According to the work of a team of researchers from the National Institutes of Health (NIH), there may now be scientific evidence behind why we should dismiss that nagging but uncertain feeling that something smells.
Phantom smelling does happen
Led by Kathleen Bainbridge, Ph.D., of the Epidemiology and Biostatistics Program at the National Institute on Deafness and Other Communication Disorders (NIDCD) housed within the NIH, a team of scientists looked at the prevalence of phantom smell, a term which as the name implies, refers to smells which we believe are present when they are actually not. The results from the study were that roughly 6.5 percent, or 1 in 15 Americans, experience some form of this mild hallucination. The large study involved over 7,000 subjects, all over the age of 40.
Although the exact causes behind phantom smell--which is also known as phantosmia--are not fully known, researchers believe that defining the parameters of what it is will be a starting point for future research efforts.
“The condition could be related to overactive odor-sensing cells in the nasal cavity or perhaps a malfunction in the part of the brain that understands odor signals. A good first step in understanding any medical condition is a clear description of the phenomenon. From there, other researchers may form ideas about where to look further for possible causes and ultimately for ways to prevent or treat the condition,” Bainbridge said.

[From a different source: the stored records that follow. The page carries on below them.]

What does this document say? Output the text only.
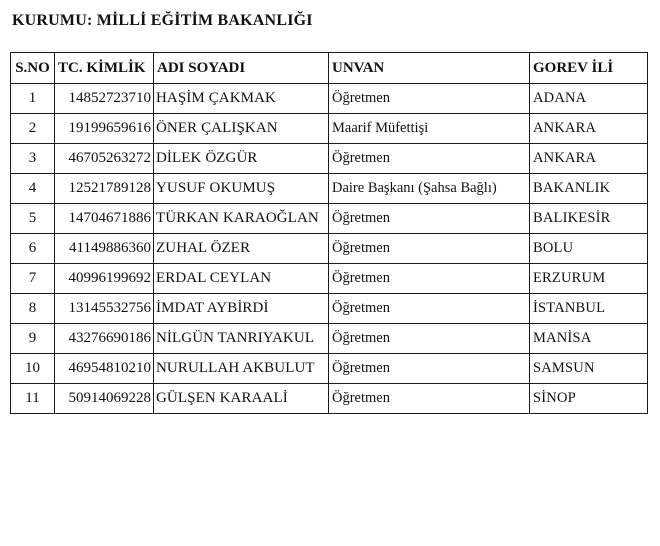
KURUMU: MİLLİ EĞİTİM BAKANLIĞI
S.NO	TC. KİMLİK	ADI SOYADI	UNVAN	GOREV İLİ
1	14852723710	HAŞİM ÇAKMAK	Öğretmen	ADANA
2	19199659616	ÖNER ÇALIŞKAN	Maarif Müfettişi	ANKARA
3	46705263272	DİLEK ÖZGÜR	Öğretmen	ANKARA
4	12521789128	YUSUF OKUMUŞ	Daire Başkanı (Şahsa Bağlı)	BAKANLIK
5	14704671886	TÜRKAN KARAOĞLAN	Öğretmen	BALIKESİR
6	41149886360	ZUHAL ÖZER	Öğretmen	BOLU
7	40996199692	ERDAL CEYLAN	Öğretmen	ERZURUM
8	13145532756	İMDAT AYBİRDİ	Öğretmen	İSTANBUL
9	43276690186	NİLGÜN TANRIYAKUL	Öğretmen	MANİSA
10	46954810210	NURULLAH AKBULUT	Öğretmen	SAMSUN
11	50914069228	GÜLŞEN KARAALİ	Öğretmen	SİNOP
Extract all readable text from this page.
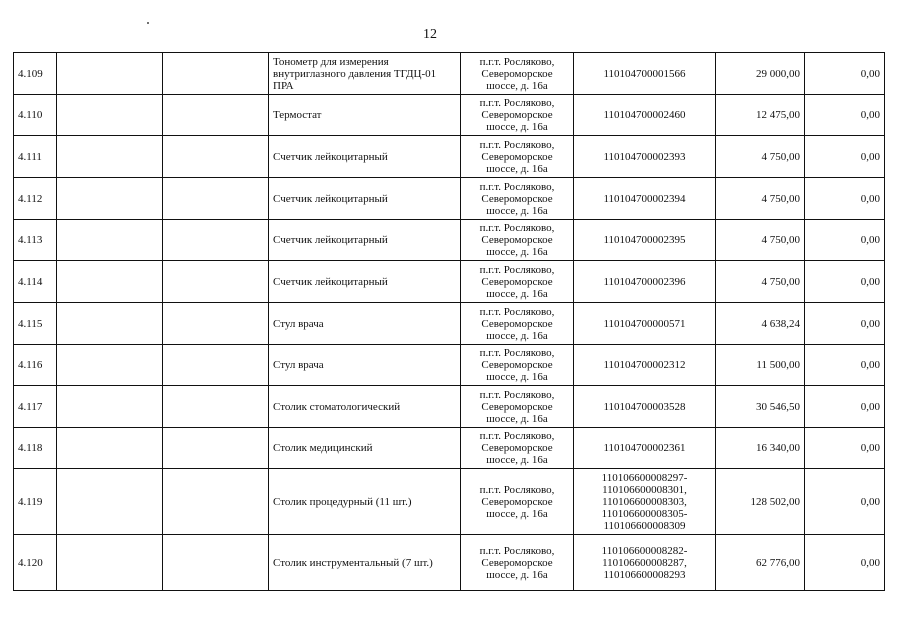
12
4.109			Тонометр для измерения внутриглазного давления ТГДЦ-01 ПРА	п.г.т. Росляково,
Североморское
шоссе, д. 16а	110104700001566	29 000,00	0,00
4.110			Термостат	п.г.т. Росляково,
Североморское
шоссе, д. 16а	110104700002460	12 475,00	0,00
4.111			Счетчик лейкоцитарный	п.г.т. Росляково,
Североморское
шоссе, д. 16а	110104700002393	4 750,00	0,00
4.112			Счетчик лейкоцитарный	п.г.т. Росляково,
Североморское
шоссе, д. 16а	110104700002394	4 750,00	0,00
4.113			Счетчик лейкоцитарный	п.г.т. Росляково,
Североморское
шоссе, д. 16а	110104700002395	4 750,00	0,00
4.114			Счетчик лейкоцитарный	п.г.т. Росляково,
Североморское
шоссе, д. 16а	110104700002396	4 750,00	0,00
4.115			Стул врача	п.г.т. Росляково,
Североморское
шоссе, д. 16а	110104700000571	4 638,24	0,00
4.116			Стул врача	п.г.т. Росляково,
Североморское
шоссе, д. 16а	110104700002312	11 500,00	0,00
4.117			Столик стоматологический	п.г.т. Росляково,
Североморское
шоссе, д. 16а	110104700003528	30 546,50	0,00
4.118			Столик медицинский	п.г.т. Росляково,
Североморское
шоссе, д. 16а	110104700002361	16 340,00	0,00
4.119			Столик процедурный (11 шт.)	п.г.т. Росляково,
Североморское
шоссе, д. 16а	110106600008297-
110106600008301,
110106600008303,
110106600008305-
110106600008309	128 502,00	0,00
4.120			Столик инструментальный (7 шт.)	п.г.т. Росляково,
Североморское
шоссе, д. 16а	110106600008282-
110106600008287,
110106600008293	62 776,00	0,00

Most imagined odors are stinky
For this reason, the researchers examined a large range of potential factors, among which included gender, race or ethnicity, overall quality of health and even socio-economic status. It's also interesting to note that overwhelmingly it was only bad smells which were wrongly detected.
This means that research studies like this one and those from the past are dedicated to narrowing down the possible causes, developing a clear picture of what factors contribute to phantom smell the most, and most importantly, discovering if there are any clear links to other medical conditions. In some studies, for instance, scientists have evaluated whether there is a causal link between phantosmia and the onset of a brain tumor.
Dr. Alan Hirsch of the Smell & Taste Treatment and Research Foundation in Chicago stressed the importance of not ignoring signs: “By all means, a phantom smell could mean something serious. It absolutely needs to be evaluated. It could be a tumor – that’s on the top of your list of things to rule out — but it could also be a cyst or some infectious agent housed in the area of the brain where the smell is processed.”
The challenge for researchers in this area is that smell is perhaps the most elusive, both to define and study, among all the human senses. For this reason, research like in some ways represents a case of putting the cart before the horse, or in other words providing too much analysis before a proper framework of understanding is set up.
It could lead to a tendency to self-diagnose for members of the general public, creating an outcome which creates more questions instead of providing important answers which get to the root of the issue.
Details about the study appeared in a paper, titled "Factors Associated With Phantom Odor Perception Among US Adults: Findings From the National Health and Nutrition Examination Survey", which was published last week in the JAMA Otolaryngology-Head & Neck Surgery journal.